Eğitim Bakanlığı, okullardaki kıyafet yönetmenliğinde değişiklik yaptı. Kız öğrenciler saçlarını göstermek istemezlerse bone ve bandana takabilecekler.
Belli ki bazı aileler, dini inançları gereği çocuklarının saçlarının yabancılar tarafından görünmesini istemiyorlar. İnanç özgürlüklerine saygı duymak gerekirse duyulsun ama başkalarının da kendilerine göre inançları olduğu unutulmasın! Kıyafet serbestliği olacaksa olsun; isteyen istediği kıyafeti giysin ve dolaşsın!
Ama bu karar, belli bir inanca sahip insanlara hareket alanı açma gayretiyse gerisi de gelecektir; bilinsin!

. . . . . . . . . . . . . . . . . . . . . . . . . . . . . . . . . . . . . . .
Bundan sonraki aşamada din derslerinin zorunlu olması tartışmaya açılacaktır. Esas tartışılması gereken de zaten budur. Din derslerinde dünyanın oluşumundan insanın ne olduğuna kadar pek çok şey, bilime aykırı hurafelere dayandırılarak çocuklara kabul ettirilmeye çalışılmaktadır. İnanmak, bilimle ilgili değildir zaten. Pek çok ebeveyn bu hurafelere inanmamaktadır ama çocuklarının marjinalleşmemesi için din eğitimine karşı tavır almamaktadır. Gidişat belli bir inancın ve belli inanç şekillerinin desteklenmesi yönünde olacaksa bu konudaki tartışma ve çatışmalar da artacak demektir. Bekleyin, göreceksiniz!
Okullarda öğrenciler arasında yaşanan ciddi sorunlar var. Çoğu gözlemci, “akran zorbalığının” tırmandığı uyarısında bulunuyor. Zorbalığı bırakın, öğrenciler arasındaki tartışmalar inançları da kapsamaya başlarsa bu tartışmalara hangi öğretmen, nasıl bir yöntemle müdahale edebilecektir? Bilen varsa söylesin!
Okullarda doğaya ve insana ilişkin bilgiler edinmeye çalışan öğrenciler fizik dersinde öğrendiklerini din derslerinde öğrendikleri ile karşılaştırmaya ve saçlarını örten arkadaşları ile tartışmaya başlarlarsa ne olacak? Buna yanıt verecek olan varsa dinleyelim!

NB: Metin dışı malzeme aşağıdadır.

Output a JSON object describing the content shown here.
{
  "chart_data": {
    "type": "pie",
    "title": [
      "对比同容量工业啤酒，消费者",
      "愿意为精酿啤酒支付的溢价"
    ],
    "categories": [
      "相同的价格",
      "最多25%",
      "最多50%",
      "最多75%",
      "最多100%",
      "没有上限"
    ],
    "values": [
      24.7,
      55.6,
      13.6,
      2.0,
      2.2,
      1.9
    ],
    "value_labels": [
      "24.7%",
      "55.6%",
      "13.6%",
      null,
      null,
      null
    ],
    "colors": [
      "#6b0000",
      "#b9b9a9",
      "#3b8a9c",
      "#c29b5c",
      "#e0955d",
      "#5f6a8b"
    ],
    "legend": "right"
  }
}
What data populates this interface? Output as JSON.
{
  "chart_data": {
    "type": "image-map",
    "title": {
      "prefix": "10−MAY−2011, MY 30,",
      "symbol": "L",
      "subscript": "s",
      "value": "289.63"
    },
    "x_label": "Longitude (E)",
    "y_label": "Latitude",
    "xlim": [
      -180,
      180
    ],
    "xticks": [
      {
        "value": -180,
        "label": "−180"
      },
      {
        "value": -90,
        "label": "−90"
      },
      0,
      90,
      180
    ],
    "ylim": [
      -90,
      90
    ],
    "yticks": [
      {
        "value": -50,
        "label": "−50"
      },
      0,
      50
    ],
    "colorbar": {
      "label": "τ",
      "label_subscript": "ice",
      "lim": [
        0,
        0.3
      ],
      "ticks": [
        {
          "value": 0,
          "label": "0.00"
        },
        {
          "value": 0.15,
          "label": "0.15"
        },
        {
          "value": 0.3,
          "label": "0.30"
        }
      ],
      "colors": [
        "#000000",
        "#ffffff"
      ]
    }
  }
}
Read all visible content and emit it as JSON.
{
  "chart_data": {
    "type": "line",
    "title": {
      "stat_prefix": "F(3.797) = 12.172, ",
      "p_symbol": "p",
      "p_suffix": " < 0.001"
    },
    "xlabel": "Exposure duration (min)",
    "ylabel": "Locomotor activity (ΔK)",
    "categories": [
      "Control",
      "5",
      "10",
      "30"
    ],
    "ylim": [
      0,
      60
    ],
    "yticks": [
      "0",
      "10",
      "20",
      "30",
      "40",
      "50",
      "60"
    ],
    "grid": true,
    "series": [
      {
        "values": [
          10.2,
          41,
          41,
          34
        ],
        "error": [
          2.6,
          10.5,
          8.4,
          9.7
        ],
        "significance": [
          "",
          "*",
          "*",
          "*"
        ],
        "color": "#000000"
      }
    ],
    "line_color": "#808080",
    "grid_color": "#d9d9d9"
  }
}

Tartışmak serbest olacaksa mesele yok! Öğrenciler istedikleri şekilde giyinsinler, kıyafetleriyle neye inandıklarını veya nasıl yaşamak istediklerini arkadaşları ile paylaşsınlar ve konuşsunlar… Bu, zaten eninde sonunda olacak bir şeydir; bir an önce ve okullarda olmasında fayda bile olacaktır. Çocuklarının saçları açık bir şekilde okula gitmesini istemeyen aileler ve okul yönetimleri, bu tartışmaları olgunlukla karşılamaya, çocuklara bu farklılıklar ile yaşamanın gerekliliklerini öğretmeye hazırlar mı?
YDP Genel Başkanı Arıklı ilk sırası aldı bile! Bu değişimin “inanç özgürlüğünün” bir gereği olduğunu söyleyecek “büyükler” de olacaktır… Bunların yakın coğrafyamızda olan-biten ile ilgilenmeleri; İran’da, Afganistan’da, Türkiye’de ve Suriye’de yaşananlar hakkındaki görüşlerini de özgürlükler çerçevesine oturtmaları gerekecektir. Bu ülkelerde yaşananları ve insanların başına gelenleri görmezlikten geldiğiniz zaman din ve inanç özgürlüğü konusunda samimiyetsiz olduğunuz ortaya çıkar.
Ne olursa olsun tartışma başlamıştır. Bu tartışmanın bizi nereye sürükleyeceğini hep birlikte göreceğiz.